Demasiados asuntos mundanos y muchos de sus semejantes le producen hastío. Se acepta en su biología finita, consciente de su disolución en el polvo, lo cual tampoco le importa mucho. De qué vale sufrir por la fatalidad. Sin embargo, es capaz de padecer ese no sé qué común al género humano, cuando nos traiciona alguna vez.
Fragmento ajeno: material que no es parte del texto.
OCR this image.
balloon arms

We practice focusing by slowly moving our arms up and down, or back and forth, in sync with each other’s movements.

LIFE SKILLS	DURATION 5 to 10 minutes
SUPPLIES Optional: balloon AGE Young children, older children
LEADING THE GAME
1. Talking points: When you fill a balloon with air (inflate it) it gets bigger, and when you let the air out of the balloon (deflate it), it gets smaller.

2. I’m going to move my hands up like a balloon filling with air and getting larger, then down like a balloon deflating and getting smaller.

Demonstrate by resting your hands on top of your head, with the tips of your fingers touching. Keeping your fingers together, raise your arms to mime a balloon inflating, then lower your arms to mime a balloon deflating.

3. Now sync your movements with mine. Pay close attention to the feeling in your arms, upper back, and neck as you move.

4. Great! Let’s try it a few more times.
Porque, aunque la trascendencia no lo mueve pues su alma se asemeja a la de un ateo convencido que ni siquiera se toma el trabajo de confrontar tal idea, este espíritu anarquista, cierra el relato de la definitiva escena con Felipe declarando lo intuido antes respecto a la pervivencia de su esposa fuera de su recuerdo: “Ahora, frente a la muerte, me reivindico como perdurable (…) perduraré, íntegro o disuelto, perduraré. Mis habilidades y mis talentos, mis limitaciones y mi tibieza, se repartirán por otros cuerpos, del mismo modo que la risa de Elvira se convirtió en la risa de Julieta” (274). Un paliativo tímido contra el temor de no ser. Conmovedor.

La escritura del texto complace por su austeridad perfecta, única que conviene al personaje, sus actos y relato. Un lenguaje directo, donde nada sobra. Palabra despojada de toda artificiosidad, magnífica en su claridad y limpieza, en su tersura, pero capaz de hacer que la imagen brote y revele cuanto el narrador desea. Sí, hemos leído “un cuento que transcurre en varios niveles con engañosa sencillez”.